Sonia Jaffe and Mark Shepard of the National Bureau of Economic Research (NBER) have written a new paper, which compares the effects of fixed-dollar subsidies for health insurance to subsidies that are linked to premiums. She concludes that fixed-dollar subsidies reduce taxpayers’ costs and improve access. Unfortunately, the structure of subsidies in U.S. health insurance has moved in the other direction.
Tax credits that subsidize health insurance offered in Obamacare’s exchanges are based on the second-lower cost Silver-level plan in a region. Intuitively, this implies insurers will not compete too much because that would drive down subsidies. As long as subsidies chase insurance premiums, premiums will be higher than otherwise.

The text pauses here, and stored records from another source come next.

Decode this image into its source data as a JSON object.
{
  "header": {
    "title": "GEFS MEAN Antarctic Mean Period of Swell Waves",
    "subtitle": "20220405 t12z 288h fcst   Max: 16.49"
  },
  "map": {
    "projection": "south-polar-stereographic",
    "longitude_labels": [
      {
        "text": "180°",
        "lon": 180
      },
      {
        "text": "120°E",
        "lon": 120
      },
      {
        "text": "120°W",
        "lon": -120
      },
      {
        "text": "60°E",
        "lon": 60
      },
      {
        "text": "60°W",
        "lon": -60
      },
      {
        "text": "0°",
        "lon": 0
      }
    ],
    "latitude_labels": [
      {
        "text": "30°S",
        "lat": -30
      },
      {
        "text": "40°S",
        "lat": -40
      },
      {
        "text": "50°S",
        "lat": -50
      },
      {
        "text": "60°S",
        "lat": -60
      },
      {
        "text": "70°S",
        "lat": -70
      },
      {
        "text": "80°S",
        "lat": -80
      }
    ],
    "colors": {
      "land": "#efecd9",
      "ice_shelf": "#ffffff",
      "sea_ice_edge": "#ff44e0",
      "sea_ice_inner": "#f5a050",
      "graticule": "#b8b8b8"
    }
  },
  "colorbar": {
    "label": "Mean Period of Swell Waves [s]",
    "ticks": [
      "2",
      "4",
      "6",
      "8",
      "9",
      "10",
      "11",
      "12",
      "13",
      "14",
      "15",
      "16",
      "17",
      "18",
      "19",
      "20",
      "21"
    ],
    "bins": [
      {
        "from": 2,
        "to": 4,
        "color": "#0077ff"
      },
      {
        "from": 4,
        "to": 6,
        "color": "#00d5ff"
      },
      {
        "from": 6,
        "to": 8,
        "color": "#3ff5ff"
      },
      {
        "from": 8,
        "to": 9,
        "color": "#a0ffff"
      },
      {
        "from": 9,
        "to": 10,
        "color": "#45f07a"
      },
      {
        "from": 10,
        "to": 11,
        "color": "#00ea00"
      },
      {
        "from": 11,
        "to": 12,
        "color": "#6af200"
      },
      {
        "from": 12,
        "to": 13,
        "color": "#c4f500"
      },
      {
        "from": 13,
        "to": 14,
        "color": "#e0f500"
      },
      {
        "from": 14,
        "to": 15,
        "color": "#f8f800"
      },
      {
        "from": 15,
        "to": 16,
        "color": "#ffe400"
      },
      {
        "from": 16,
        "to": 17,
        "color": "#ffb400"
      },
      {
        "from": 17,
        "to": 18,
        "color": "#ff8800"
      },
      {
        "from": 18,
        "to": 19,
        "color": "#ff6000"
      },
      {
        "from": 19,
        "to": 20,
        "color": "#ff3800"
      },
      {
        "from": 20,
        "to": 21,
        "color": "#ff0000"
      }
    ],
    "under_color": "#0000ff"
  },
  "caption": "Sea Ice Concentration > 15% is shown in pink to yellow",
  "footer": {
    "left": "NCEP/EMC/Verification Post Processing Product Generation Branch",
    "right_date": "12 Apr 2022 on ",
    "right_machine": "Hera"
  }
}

Jaffe looks at evidence from Massachusetts’ health reform (“Romneycare”), which dates to 2006. Its costs are still spiraling, and Jaffe estimates one factor is its design of subsidies, which is similar to Obamacare’s:
Across several simulation years and assumptions, we find a non-trivial upward distortion in the price of the cheapest plan (to which Massachusetts’ subsidies are linked) of $4-26 per month, or 1-6% of baseline prices. Although modest, these effects imply meaningful increases in government costs. For instance, the $24/month subsidy distortion (in our simulations for 2011) would translate into $46 million in annual subsidy costs for Massachusetts, and over $3 billion if extrapolated nationally to the ACA. We show that absent uncertainty, shifting to fixed subsidies could let the government achieve the same coverage at 6.1% lower taxpayer cost, or 1.3% greater coverage at the same cost.
(Sonja Jaffe, Price-Linked Subsidies and Health Insurance Markups, Cambridge, MA: National Bureau of Economic Research, Working Paper 23104, January 2017)
The paper is a heavy read, full of PhD-level economic theory and modelling. Nevertheless, it demonstrates that replacing Obamacare’s tax credits with a fixed-dollar tax credit to subsidize health coverage is as close to a free lunch as is possible in health reform.